3.Chinese expert consensus on emergency surgery for severe trauma and infection prevention during corona virus disease 2019 epidemic (version 2023)
Yang LI ; Yuchang WANG ; Haiwen PENG ; Xijie DONG ; Guodong LIU ; Wei WANG ; Hong YAN ; Fan YANG ; Ding LIU ; Huidan JING ; Yu XIE ; Manli TANG ; Xian CHEN ; Wei GAO ; Qingshan GUO ; Zhaohui TANG ; Hao TANG ; Bingling HE ; Qingxiang MAO ; Zhen WANG ; Xiangjun BAI ; Daqing CHEN ; Haiming CHEN ; Min DAO ; Dingyuan DU ; Haoyu FENG ; Ke FENG ; Xiang GAO ; Wubing HE ; Peiyang HU ; Xi HU ; Gang HUANG ; Guangbin HUANG ; Wei JIANG ; Hongxu JIN ; Laifa KONG ; He LI ; Lianxin LI ; Xiangmin LI ; Xinzhi LI ; Yifei LI ; Zilong LI ; Huimin LIU ; Changjian LIU ; Xiaogang MA ; Chunqiu PAN ; Xiaohua PAN ; Lei PENG ; Jifu QU ; Qiangui REN ; Xiguang SANG ; Biao SHAO ; Yin SHEN ; Mingwei SUN ; Fang WANG ; Juan WANG ; Jun WANG ; Wenlou WANG ; Zhihua WANG ; Xu WU ; Renju XIAO ; Yang XIE ; Feng XU ; Xinwen YANG ; Yuetao YANG ; Yongkun YAO ; Changlin YIN ; Yigang YU ; Ke ZHANG ; Xingwen ZHANG ; Guixi ZHANG ; Gang ZHAO ; Xiaogang ZHAO ; Xiaosong ZHU ; Yan′an ZHU ; Changju ZHU ; Zhanfei LI ; Lianyang ZHANG
Chinese Journal of Trauma 2023;39(2):97-106
During coronavirus disease 2019 epidemic, the treatment of severe trauma has been impacted.
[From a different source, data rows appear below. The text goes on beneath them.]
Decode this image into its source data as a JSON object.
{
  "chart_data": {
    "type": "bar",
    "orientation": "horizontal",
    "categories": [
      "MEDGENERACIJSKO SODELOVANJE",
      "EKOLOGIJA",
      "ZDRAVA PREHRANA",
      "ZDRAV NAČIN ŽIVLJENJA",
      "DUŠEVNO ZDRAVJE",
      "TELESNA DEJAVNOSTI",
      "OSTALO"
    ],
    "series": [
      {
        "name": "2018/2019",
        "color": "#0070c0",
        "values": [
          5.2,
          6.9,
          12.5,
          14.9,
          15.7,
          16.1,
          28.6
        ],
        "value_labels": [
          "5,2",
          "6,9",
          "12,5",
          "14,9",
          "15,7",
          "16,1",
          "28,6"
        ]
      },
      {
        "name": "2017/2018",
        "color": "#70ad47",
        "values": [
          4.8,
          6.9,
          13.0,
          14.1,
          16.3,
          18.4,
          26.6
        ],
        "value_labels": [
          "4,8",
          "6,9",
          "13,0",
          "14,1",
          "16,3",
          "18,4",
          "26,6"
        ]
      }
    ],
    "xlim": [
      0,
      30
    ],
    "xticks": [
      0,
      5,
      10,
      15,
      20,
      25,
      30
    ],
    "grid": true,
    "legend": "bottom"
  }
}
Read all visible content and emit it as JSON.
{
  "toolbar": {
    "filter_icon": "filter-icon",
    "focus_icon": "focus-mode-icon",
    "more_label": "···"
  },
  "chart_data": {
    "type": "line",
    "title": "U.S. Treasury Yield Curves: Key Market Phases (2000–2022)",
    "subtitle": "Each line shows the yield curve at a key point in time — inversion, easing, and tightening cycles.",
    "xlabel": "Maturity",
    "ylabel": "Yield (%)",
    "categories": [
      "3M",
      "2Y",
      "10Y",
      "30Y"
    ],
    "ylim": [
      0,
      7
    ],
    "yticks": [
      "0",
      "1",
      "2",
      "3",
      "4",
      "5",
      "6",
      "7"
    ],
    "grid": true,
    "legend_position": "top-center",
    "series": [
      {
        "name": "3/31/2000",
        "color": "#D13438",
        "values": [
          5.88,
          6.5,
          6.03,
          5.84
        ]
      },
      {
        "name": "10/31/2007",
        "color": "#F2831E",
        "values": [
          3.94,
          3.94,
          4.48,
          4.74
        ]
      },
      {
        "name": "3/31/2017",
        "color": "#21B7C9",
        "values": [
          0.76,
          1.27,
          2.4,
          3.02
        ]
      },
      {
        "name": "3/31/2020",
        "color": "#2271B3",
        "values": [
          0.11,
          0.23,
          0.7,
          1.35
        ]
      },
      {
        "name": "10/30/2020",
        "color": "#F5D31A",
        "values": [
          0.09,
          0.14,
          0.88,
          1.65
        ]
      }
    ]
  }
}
The Consensus on emergency surgery and infection prevention and control for severe trauma patients with 2019 novel corona virus pneumonia was published online on February 12, 2020, providing a strong guidance for the emergency treatment of severe trauma and the self-protection of medical staffs in the early stage of the epidemic. With the Joint Prevention and Control Mechanism of the State Council renaming "novel coronavirus pneumonia" to "novel coronavirus infection" and the infection being managed with measures against class B infectious diseases since January 8, 2023, the consensus published in 2020 is no longer applicable to the emergency treatment of severe trauma in the new stage of epidemic prevention and control. In this context, led by the Chinese Traumatology Association, Chinese Trauma Surgeon Association, Trauma Medicine Branch of Chinese International Exchange and Promotive Association for Medical and Health Care, and Editorial Board of Chinese Journal of Traumatology, the Chinese expert consensus on emergency surgery for severe trauma and infection prevention during coronavirus disease 2019 epidemic ( version 2023) is formulated to ensure the effectiveness and safety in the treatment of severe trauma in the new stage. Based on the policy of the Joint Prevention and Control Mechanism of the State Council and by using evidence-based medical evidence as well as Delphi expert consultation and voting, 16 recommendations are put forward from the four aspects of the related definitions, infection prevention, preoperative assessment and preparation, emergency operation and postoperative management, hoping to provide a reference for severe trauma care in the new stage of the epidemic prevention and control.